Biz bunları ülkenin imkanlarını halkla buluşturarak sağladık. Ağrı Dağı’nın haşmetli gövdesinden Ege’nin bereketli ovalarına kadar her yerde insanımız birebir his ile hayatına sarılıyor. Bu muvaffakiyet bile bize kâfi.
Türkiye Yüzyılı ile bu çıtayı doruğa çıkarıyoruz. Demokrasi ve kalkınma adımları bu günler içindi. Eskisinden daha çok çalışmamız gereken bir periyoda giriyoruz.
Dünyada olup bitenler görüyorsunuz. Bir ateş çemberi ortasındayız. Bu ateş çemberinin ülkemize ziyan vermesini önleyecek güce ve deneyime de sahibiz. Barış gelecekse bizimle gelecek.
Balkanlar’da, Kafkaslar’da huzur ve itimadı biz temin edeceğiz.

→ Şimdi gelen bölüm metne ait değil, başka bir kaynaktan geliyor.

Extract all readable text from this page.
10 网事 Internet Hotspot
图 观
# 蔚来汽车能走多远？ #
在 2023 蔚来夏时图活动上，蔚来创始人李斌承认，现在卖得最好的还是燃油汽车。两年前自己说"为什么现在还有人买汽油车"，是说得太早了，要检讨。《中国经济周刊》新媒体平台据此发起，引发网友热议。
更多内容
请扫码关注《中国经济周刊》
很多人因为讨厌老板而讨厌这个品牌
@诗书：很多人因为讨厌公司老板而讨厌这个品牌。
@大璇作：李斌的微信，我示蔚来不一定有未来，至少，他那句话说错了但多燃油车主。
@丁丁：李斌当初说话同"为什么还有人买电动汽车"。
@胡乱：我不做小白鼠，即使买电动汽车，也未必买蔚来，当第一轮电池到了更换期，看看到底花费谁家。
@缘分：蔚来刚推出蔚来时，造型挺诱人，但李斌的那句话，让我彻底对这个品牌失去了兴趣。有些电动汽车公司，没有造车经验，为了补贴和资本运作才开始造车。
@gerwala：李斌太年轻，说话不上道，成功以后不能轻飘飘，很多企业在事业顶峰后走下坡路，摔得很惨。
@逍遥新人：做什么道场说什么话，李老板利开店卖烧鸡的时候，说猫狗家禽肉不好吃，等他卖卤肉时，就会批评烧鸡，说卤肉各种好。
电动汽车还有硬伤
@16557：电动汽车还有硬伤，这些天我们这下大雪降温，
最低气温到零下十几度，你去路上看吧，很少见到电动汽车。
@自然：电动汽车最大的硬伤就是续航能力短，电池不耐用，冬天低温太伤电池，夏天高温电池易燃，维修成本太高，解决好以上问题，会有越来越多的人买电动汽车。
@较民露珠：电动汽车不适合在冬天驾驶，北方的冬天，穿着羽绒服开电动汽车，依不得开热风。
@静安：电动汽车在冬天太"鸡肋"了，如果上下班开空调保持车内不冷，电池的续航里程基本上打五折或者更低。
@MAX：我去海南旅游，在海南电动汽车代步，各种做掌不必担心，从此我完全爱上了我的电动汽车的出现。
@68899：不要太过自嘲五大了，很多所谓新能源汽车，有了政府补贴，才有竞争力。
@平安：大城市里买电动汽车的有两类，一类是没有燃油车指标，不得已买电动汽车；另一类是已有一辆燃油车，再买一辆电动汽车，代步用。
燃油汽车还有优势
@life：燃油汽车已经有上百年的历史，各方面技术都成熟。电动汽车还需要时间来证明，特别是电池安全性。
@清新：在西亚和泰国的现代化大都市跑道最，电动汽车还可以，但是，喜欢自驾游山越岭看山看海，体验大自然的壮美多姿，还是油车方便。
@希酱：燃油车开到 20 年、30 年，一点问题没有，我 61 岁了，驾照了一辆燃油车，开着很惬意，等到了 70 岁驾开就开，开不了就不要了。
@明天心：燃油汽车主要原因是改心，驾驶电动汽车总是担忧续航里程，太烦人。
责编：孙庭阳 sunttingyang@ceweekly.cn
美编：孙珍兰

Dostlarımızın ve kardeşlerimizin yaşadığı her yerde o beklenen biz olacağız. Filistinli kardeşlerimizin israil zulmünden kurtarılması bizim boynumuzun borcu.
Filistin topraklarının dört bir yanında mazlumları öldüren katillerin yakasına yapılmak bizim insani görevimiz. Bu alçakça katliamı yapanların yüzlerine gördüğümüz her yerde cürümlerini haykırmak tarihe karşı sorumluluğumuzdur.
Şundan emin olun ki; biz Filistin probleminde gözükenden fazlasını yapıyoruz. Gazze’deki kardeşlerimizi sala sahipsiz bırakmıyoruz.